Today, I am going to talk on Hive Query execution.
Without any delay, let's kick start the execution process. First, user enters some query on Hive CLI prompt. For the rest of the blog, we will use this query : "select count(*) from hivetable_rcfile".
hive> select count(*) from hivetable_rcfile;Query execution happens in a series of steps. First, CliDriver object will be created and the entered command will be passed to the processCmd method.
CliDriver.processCmd(cmd);
processCmd method:
if cmd starts with "exit" then System.exit(0)
else if cmd starts with {file_name} then processFile(file_name)
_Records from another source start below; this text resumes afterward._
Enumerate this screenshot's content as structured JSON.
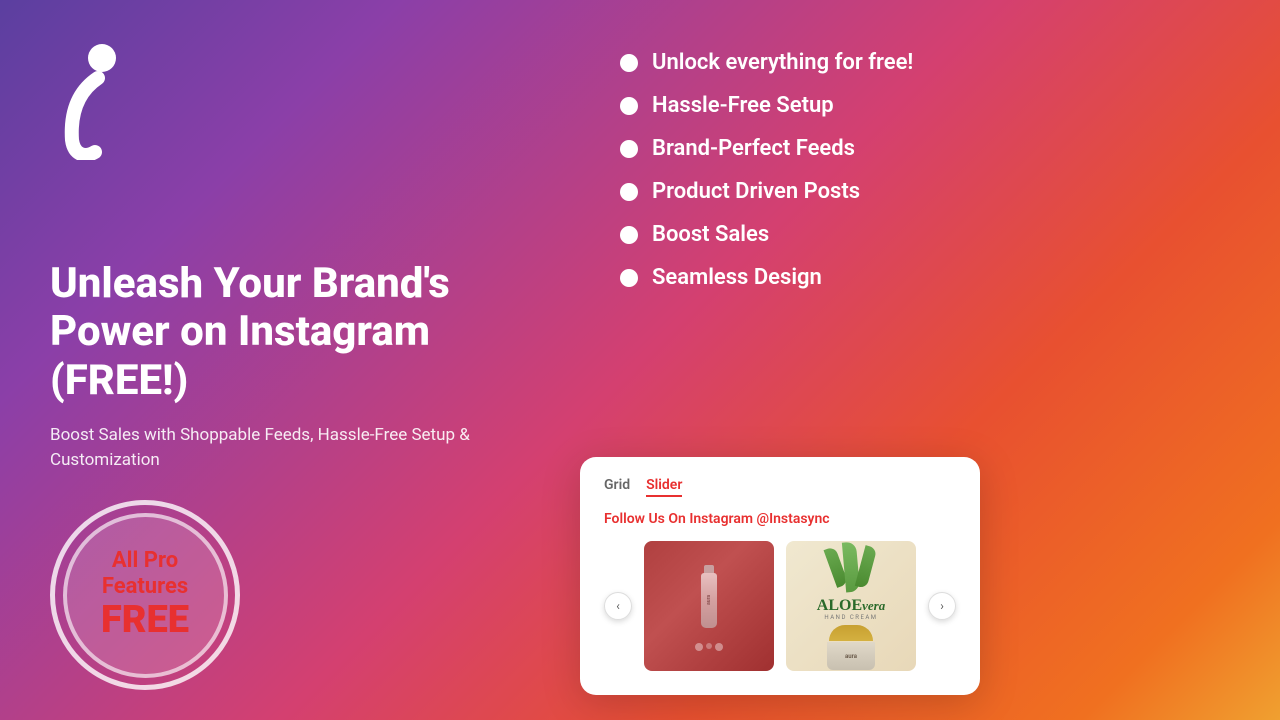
{
  "background": {
    "gradient_desc": "purple to pink to red to orange gradient"
  },
  "logo": {
    "alt": "Instasync logo"
  },
  "hero": {
    "title": "Unleash Your Brand's Power on Instagram (FREE!)",
    "subtitle": "Boost Sales with Shoppable Feeds, Hassle-Free Setup & Customization"
  },
  "badge": {
    "line1": "All Pro",
    "line2": "Features",
    "line3": "FREE"
  },
  "features": [
    {
      "id": 1,
      "text": "Unlock everything for free!"
    },
    {
      "id": 2,
      "text": "Hassle-Free Setup"
    },
    {
      "id": 3,
      "text": "Brand-Perfect Feeds"
    },
    {
      "id": 4,
      "text": "Product Driven Posts"
    },
    {
      "id": 5,
      "text": "Boost Sales"
    },
    {
      "id": 6,
      "text": "Seamless Design"
    }
  ],
  "widget": {
    "tab_grid": "Grid",
    "tab_slider": "Slider",
    "tab_slider_active": true,
    "follow_text": "Follow Us On Instagram",
    "handle": "@Instasync",
    "nav_prev": "‹",
    "nav_next": "›",
    "product1_brand": "aura",
    "product2_title": "ALOE",
    "product2_italic": "vera",
    "product2_sub": "HAND CREAM",
    "product2_brand": "aura",
    "product2_type": "Cream"
  }
}
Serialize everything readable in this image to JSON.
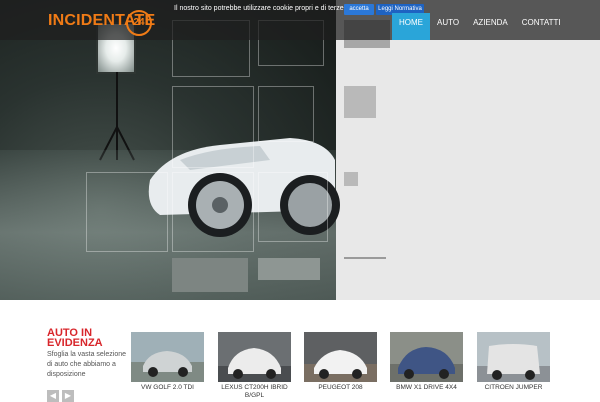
{
  "brand": {
    "logo_text": "INCIDENTATE",
    "logo_badge": "24"
  },
  "cookie_bar": {
    "message": "Il nostro sito potrebbe utilizzare cookie propri e di terze parti",
    "accept_label": "accetta",
    "policy_label": "Leggi Normativa"
  },
  "nav": {
    "items": [
      {
        "label": "HOME",
        "active": true
      },
      {
        "label": "AUTO",
        "active": false
      },
      {
        "label": "AZIENDA",
        "active": false
      },
      {
        "label": "CONTATTI",
        "active": false
      }
    ]
  },
  "featured": {
    "title": "AUTO IN EVIDENZA",
    "description": "Sfoglia la vasta selezione di auto che abbiamo a disposizione",
    "prev_icon": "chevron-left-icon",
    "next_icon": "chevron-right-icon",
    "cars": [
      {
        "name": "VW GOLF 2.0 TDI",
        "color": "#cfd3d4"
      },
      {
        "name": "LEXUS CT200H IBRID B/GPL",
        "color": "#e9e9e9"
      },
      {
        "name": "PEUGEOT 208",
        "color": "#f0f0f0"
      },
      {
        "name": "BMW X1 DRIVE 4X4",
        "color": "#3f5585"
      },
      {
        "name": "CITROEN JUMPER",
        "color": "#e2e2e2"
      }
    ]
  },
  "colors": {
    "accent_orange": "#f07b16",
    "accent_red": "#d8262b",
    "nav_active": "#2aa5d9",
    "cookie_button": "#2b78d8"
  }
}
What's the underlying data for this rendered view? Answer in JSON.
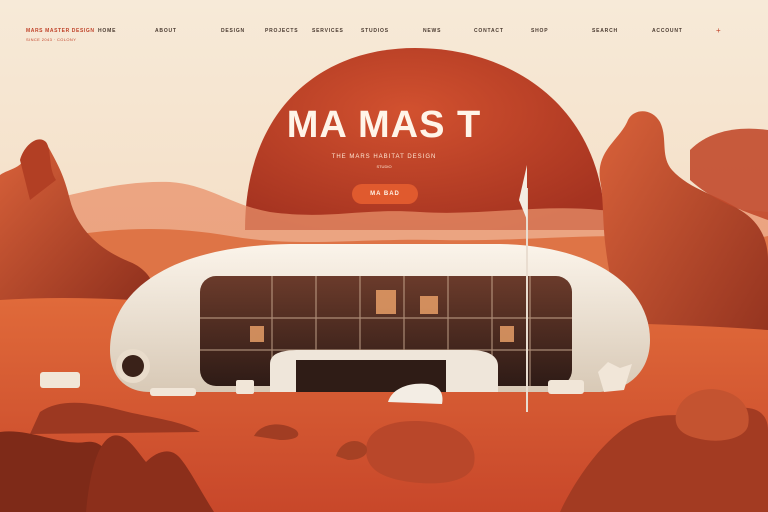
{
  "nav": {
    "brand": "MARS MASTER DESIGN",
    "brand_sub": "SINCE 2043 · COLONY",
    "items": [
      "HOME",
      "ABOUT",
      "DESIGN",
      "PROJECTS",
      "SERVICES",
      "STUDIOS",
      "NEWS",
      "CONTACT",
      "SHOP",
      "SEARCH",
      "ACCOUNT"
    ],
    "menu_icon": "plus-icon"
  },
  "hero": {
    "title": "MA MAS T",
    "subtitle": "THE MARS HABITAT DESIGN",
    "subtitle_small": "STUDIO",
    "cta_label": "MA BAD"
  },
  "colors": {
    "sky": "#f6e7d2",
    "planet": "#c8452a",
    "ground": "#d9592d",
    "accent": "#e05a2e",
    "dome": "#f1e8dc"
  }
}
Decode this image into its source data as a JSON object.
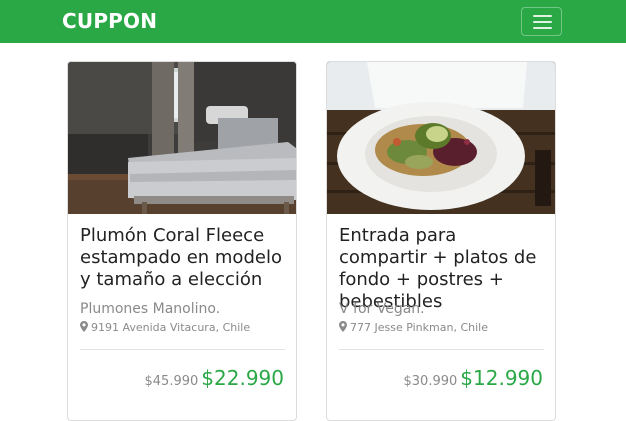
{
  "brand": "CUPPON",
  "colors": {
    "navbar": "#2aa846",
    "price": "#2aa846",
    "muted": "#8a8a8a"
  },
  "cards": [
    {
      "image": "bed-photo",
      "title": "Plumón Coral Fleece estampado en modelo y tamaño a elección",
      "seller": "Plumones Manolino.",
      "address": "9191 Avenida Vitacura, Chile",
      "old_price": "$45.990",
      "new_price": "$22.990"
    },
    {
      "image": "salad-bowl-photo",
      "title": "Entrada para compartir + platos de fondo + postres + bebestibles",
      "seller": "V for Vegan.",
      "address": "777 Jesse Pinkman, Chile",
      "old_price": "$30.990",
      "new_price": "$12.990"
    }
  ]
}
else if cmd starts with "!"{command} then
shell command will be executed
// for example !ls; will give us list of folders
// in current folder (from hive prompt)
end
else if cmd starts with "list" then
added files will be listed
end
else
begin:
get Driver object
Driver.run(cmd)
end
end if
Driver.run("cmd"){
Driver.compile("cmd");
Once compilation got completed, then try to acquire read and write locks
on the target table.
Note: Driver.acquireReadWriteLocks() method will deal with table lock
mechanism
Once locking is done, then execute the query
setting hive.exec.parallel to true makes map-reduce tasks to get executed
in parallel else tey will run in sequential manner
}
Driver.compile("cmd"){
create ParseDriver object
// retrieve context info from coniguration object
ParseDriver.parse(cmd, context);
After getting AST tree and creating BaseSemanticAnalyzer object, then check
for custom semantic analyzer hooks from configuration object. Invoke all
custom hooks.
// analyze tree using BaseSemanticAnalyzer object
BaseSemanticAnalyzer.analyze(tree, context)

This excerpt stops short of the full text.